The recently discovered HEAT-like repeat (HLR) DNA glycosylase superfamily is widely distributed in all domains of life. The present bioinformatics and phylogenetic analysis shows that HLR DNA glycosylase superfamily members in the genus Bacillus form three subfamilies: AlkC, AlkD and AlkF/AlkG. The crystal structure of AlkF shows structural similarity with the DNA glycosylases AlkC and AlkD, however neither AlkF nor AlkG display any DNA glycosylase activity. Instead, both proteins have affinity to branched DNA structures such as three-way and Holliday junctions. A unique β-hairpin in the AlkF/AlkG subfamily is most likely inserted into the DNA major groove, and could be a structural determinant regulating DNA substrate affinity. We conclude that AlkF and AlkG represent a new family of HLR proteins with affinity for branched DNA structures.

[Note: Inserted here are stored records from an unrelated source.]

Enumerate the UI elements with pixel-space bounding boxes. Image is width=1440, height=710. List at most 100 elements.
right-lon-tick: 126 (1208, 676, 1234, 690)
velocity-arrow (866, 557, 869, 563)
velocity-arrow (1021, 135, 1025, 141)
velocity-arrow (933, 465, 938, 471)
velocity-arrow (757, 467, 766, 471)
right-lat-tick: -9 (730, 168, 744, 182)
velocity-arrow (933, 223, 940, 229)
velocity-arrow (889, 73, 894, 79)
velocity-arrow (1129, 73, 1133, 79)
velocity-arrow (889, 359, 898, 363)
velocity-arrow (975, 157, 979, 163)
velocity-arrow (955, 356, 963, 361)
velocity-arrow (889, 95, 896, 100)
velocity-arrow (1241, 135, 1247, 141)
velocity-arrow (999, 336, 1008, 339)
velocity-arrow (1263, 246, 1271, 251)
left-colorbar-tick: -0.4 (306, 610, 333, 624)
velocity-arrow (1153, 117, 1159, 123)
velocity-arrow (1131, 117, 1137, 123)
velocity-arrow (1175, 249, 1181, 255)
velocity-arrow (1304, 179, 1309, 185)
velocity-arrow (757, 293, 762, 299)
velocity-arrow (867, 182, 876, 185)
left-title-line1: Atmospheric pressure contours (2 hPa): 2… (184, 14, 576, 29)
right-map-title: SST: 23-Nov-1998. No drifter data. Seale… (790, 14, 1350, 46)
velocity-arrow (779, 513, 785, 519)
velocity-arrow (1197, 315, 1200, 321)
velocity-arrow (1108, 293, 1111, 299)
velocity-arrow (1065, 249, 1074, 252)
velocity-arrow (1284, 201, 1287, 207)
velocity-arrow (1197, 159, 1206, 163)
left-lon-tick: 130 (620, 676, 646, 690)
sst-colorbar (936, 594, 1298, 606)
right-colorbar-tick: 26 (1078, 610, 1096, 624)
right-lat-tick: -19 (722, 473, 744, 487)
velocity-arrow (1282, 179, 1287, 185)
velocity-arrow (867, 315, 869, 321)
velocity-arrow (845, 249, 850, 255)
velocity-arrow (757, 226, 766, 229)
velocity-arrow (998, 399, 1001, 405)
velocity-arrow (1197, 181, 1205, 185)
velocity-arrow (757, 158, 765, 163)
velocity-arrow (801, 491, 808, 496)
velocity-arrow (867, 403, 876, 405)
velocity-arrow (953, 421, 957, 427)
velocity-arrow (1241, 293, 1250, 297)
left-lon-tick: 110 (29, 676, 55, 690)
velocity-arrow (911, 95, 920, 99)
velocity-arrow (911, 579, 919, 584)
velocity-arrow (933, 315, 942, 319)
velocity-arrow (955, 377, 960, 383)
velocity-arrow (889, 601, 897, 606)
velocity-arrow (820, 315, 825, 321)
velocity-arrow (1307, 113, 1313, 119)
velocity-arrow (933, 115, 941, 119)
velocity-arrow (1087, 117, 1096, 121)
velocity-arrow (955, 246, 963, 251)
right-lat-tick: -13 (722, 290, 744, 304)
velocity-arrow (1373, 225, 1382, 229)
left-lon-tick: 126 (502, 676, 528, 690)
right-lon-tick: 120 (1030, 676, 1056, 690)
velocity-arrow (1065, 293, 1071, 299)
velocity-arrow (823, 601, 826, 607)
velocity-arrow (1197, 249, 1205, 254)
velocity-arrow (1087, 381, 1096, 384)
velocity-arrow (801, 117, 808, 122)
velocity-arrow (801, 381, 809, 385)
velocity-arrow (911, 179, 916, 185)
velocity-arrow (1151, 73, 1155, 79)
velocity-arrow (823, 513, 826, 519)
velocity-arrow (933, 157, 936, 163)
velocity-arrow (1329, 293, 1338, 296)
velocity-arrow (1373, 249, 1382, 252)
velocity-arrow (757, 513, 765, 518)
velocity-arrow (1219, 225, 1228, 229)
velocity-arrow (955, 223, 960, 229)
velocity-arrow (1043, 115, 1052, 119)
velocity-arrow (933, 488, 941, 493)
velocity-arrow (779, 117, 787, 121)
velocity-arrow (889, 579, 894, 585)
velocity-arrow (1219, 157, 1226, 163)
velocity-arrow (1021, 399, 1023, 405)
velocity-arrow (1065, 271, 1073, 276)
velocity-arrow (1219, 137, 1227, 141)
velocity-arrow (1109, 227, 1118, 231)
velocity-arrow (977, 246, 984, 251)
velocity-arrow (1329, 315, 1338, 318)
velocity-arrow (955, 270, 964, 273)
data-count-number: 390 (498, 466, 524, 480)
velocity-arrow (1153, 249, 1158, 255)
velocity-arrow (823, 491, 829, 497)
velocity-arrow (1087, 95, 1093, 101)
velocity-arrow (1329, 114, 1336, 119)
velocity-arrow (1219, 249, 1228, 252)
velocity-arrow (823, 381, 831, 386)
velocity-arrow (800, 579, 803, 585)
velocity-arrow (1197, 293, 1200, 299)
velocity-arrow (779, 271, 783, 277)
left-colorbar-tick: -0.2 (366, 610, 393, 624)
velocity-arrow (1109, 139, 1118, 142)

最近发现的热激样重复(HLR)DNA 糖苷酶超家族广泛分布于所有生命领域。目前的生物信息学和系统发育分析表明,芽孢杆菌属中的 HLR DNA 糖苷酶超家族成员形成三个亚家族:AlkC、AlkD 和 AlkF/AlkG。AlkF 的晶体结构与 DNA 糖苷酶 AlkC 和 AlkD 具有结构相似性,但 AlkF 和 AlkG 均不显示任何 DNA 糖苷酶活性。相反,这两种蛋白质都与分支 DNA 结构(如三链和 Holliday 连接)具有亲和力。AlkF/AlkG 亚家族中的一个独特的β发夹很可能插入到 DNA 大沟中,并且可能是调节 DNA 底物亲和力的结构决定因素。我们得出结论,AlkF 和 AlkG 代表了一个具有分支 DNA 结构亲和力的 HLR 蛋白新家族。